Know of where Molmo is being discussed? Looks interesting.

petemir 9 months ago

Model should be available for testing here [0], although I tried to upload a video and got an error in Chinese, and whenever I write something it says that the API key is invalid or missing.

[0] https://rhymes.ai/

vessenes 9 months ago

This looks worth a try. Great test results, very good example output. No way to know if it’s cherry picked / overtuned without giving it a spin, but it will go on my list. Should fit on an M2 Max at full precision.
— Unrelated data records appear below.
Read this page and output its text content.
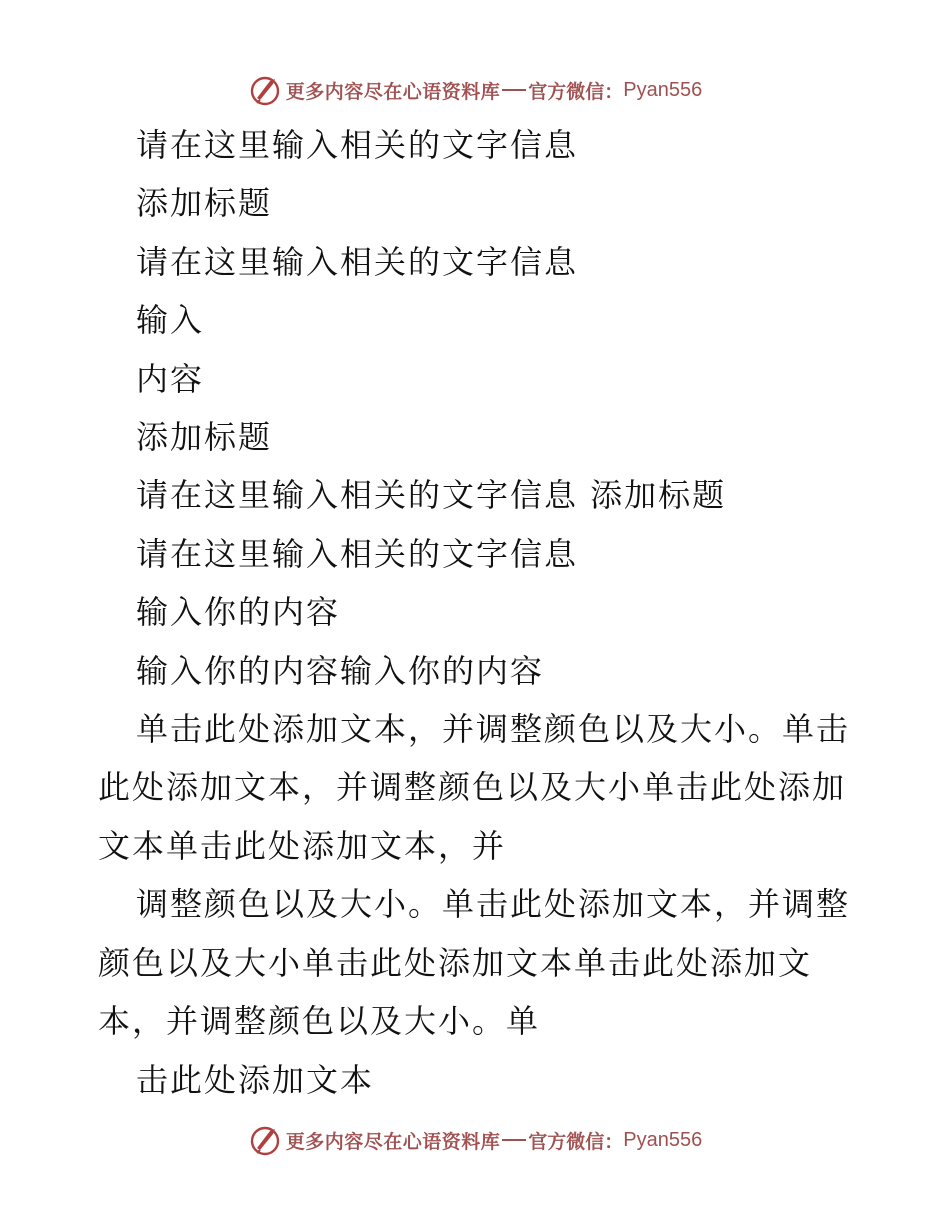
更多内容尽在心语资料库 官方微信： Pyan556

请在这里输入相关的文字信息

添加标题

请在这里输入相关的文字信息

输入

内容

添加标题

请在这里输入相关的文字信息 添加标题

请在这里输入相关的文字信息

输入你的内容

输入你的内容输入你的内容

单击此处添加文本，并调整颜色以及大小。单击此处添加文本，并调整颜色以及大小单击此处添加文本单击此处添加文本，并

调整颜色以及大小。单击此处添加文本，并调整颜色以及大小单击此处添加文本单击此处添加文本，并调整颜色以及大小。单

击此处添加文本

更多内容尽在心语资料库 官方微信： Pyan556
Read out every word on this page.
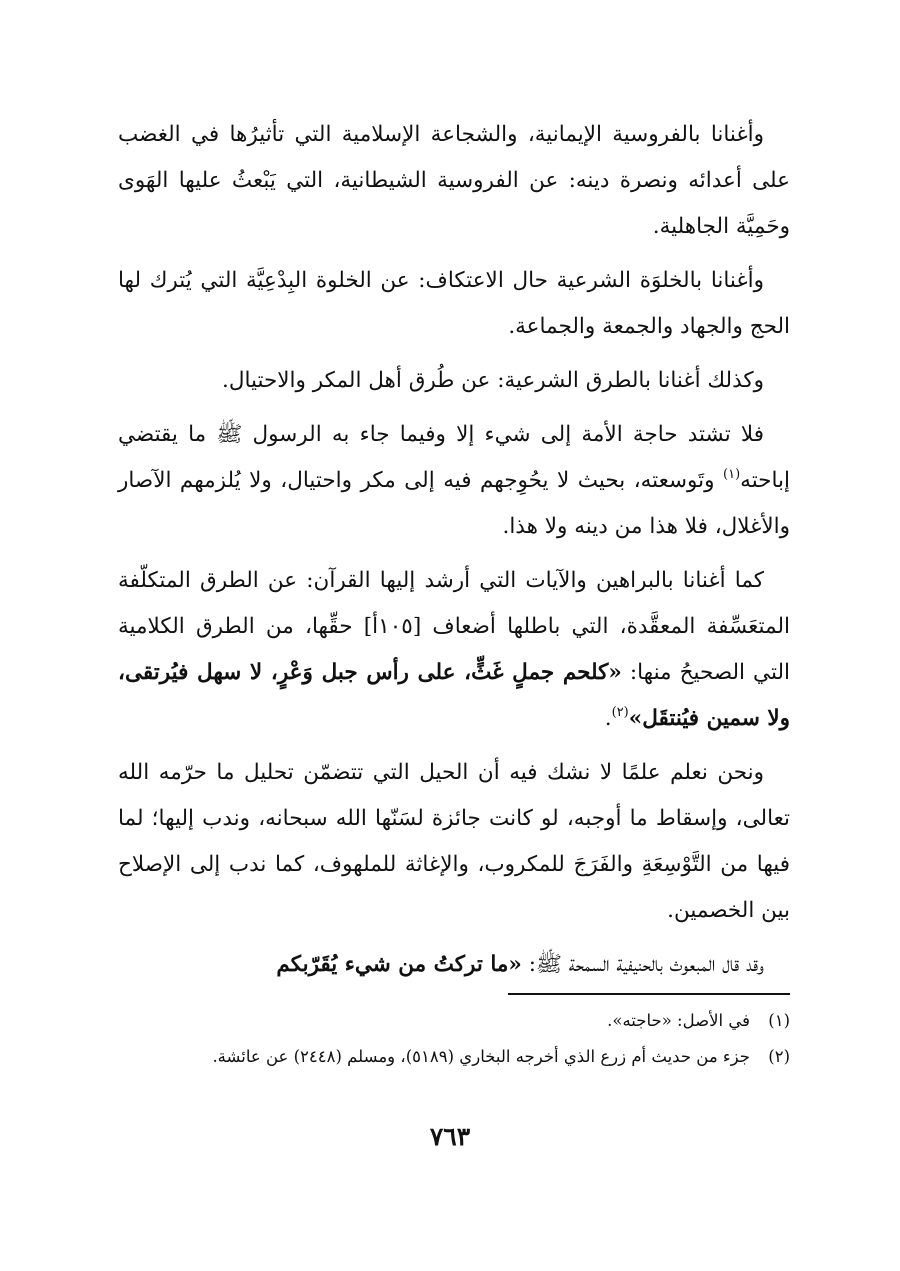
وأغنانا بالفروسية الإيمانية، والشجاعة الإسلامية التي تأثيرُها في الغضب على أعدائه ونصرة دينه: عن الفروسية الشيطانية، التي يَبْعثُ عليها الهَوى وحَمِيَّة الجاهلية.

وأغنانا بالخلوَة الشرعية حال الاعتكاف: عن الخلوة البِدْعِيَّة التي يُترك لها الحج والجهاد والجمعة والجماعة.

وكذلك أغنانا بالطرق الشرعية: عن طُرق أهل المكر والاحتيال.

فلا تشتد حاجة الأمة إلى شيء إلا وفيما جاء به الرسول ﷺ ما يقتضي إباحته$^{(١)}$ وتَوسعته، بحيث لا يحُوِجهم فيه إلى مكر واحتيال، ولا يُلزمهم الآصار والأغلال، فلا هذا من دينه ولا هذا.

كما أغنانا بالبراهين والآيات التي أرشد إليها القرآن: عن الطرق المتكلّفة المتعَسِّفة المعقَّدة، التي باطلها أضعاف [١٠٥أ] حقِّها، من الطرق الكلامية التي الصحيحُ منها: «كلحم جملٍ غَثٍّ، على رأس جبل وَعْرٍ، لا سهل فيُرتقى، ولا سمين فيُنتقَل»$^{(٢)}$.

ونحن نعلم علمًا لا نشك فيه أن الحيل التي تتضمّن تحليل ما حرّمه الله تعالى، وإسقاط ما أوجبه، لو كانت جائزة لسَنّها الله سبحانه، وندب إليها؛ لما فيها من التَّوْسِعَةِ والفَرَجَ للمكروب، والإغاثة للملهوف، كما ندب إلى الإصلاح بين الخصمين.

وقد قال المبعوث بالحنيفية السمحة ﷺ: «ما تركتُ من شيء يُقَرّبكم

(١)
في الأصل: «حاجته».

(٢)
جزء من حديث أم زرع الذي أخرجه البخاري (٥١٨٩)، ومسلم (٢٤٤٨) عن عائشة.

٧٦٣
SubiculumCode 9 months ago

How do you figure out the required memory? The MoE aspect complicates it.
- vessenes 9 months ago
  
  It does; in this case, though, a 25b f16 model will fit. The paper mentions an A100 80G is sufficient but a 40 is not; M2 Max has up to 192G. That said, MoEs are popular in lower memory devices because you can swap out the experts layers -- their expert layers are like 3-4b parameters, so if you are willing to have a sort of pause on generation where you load up the desired expert, you could do it in a lot less RAM. They pitch the main benefit here as faster generation, it's a lot less matmul to do per token generated.
- ProofHouse 9 months ago
  
  Each model added, no?
Onavo 9 months ago

What's the size of your M2 Max memory?
- treefry 9 months ago
  
  Looks like 64GB or more

SomewhatLikely 9 months ago

"Here, we provide a quantifiable definition: A multimodal native model refers to a single model with strong understanding capabilities across multiple input modalities (e.g. text, code, image, video), that matches or exceeds the modality specialized models of similar capacities."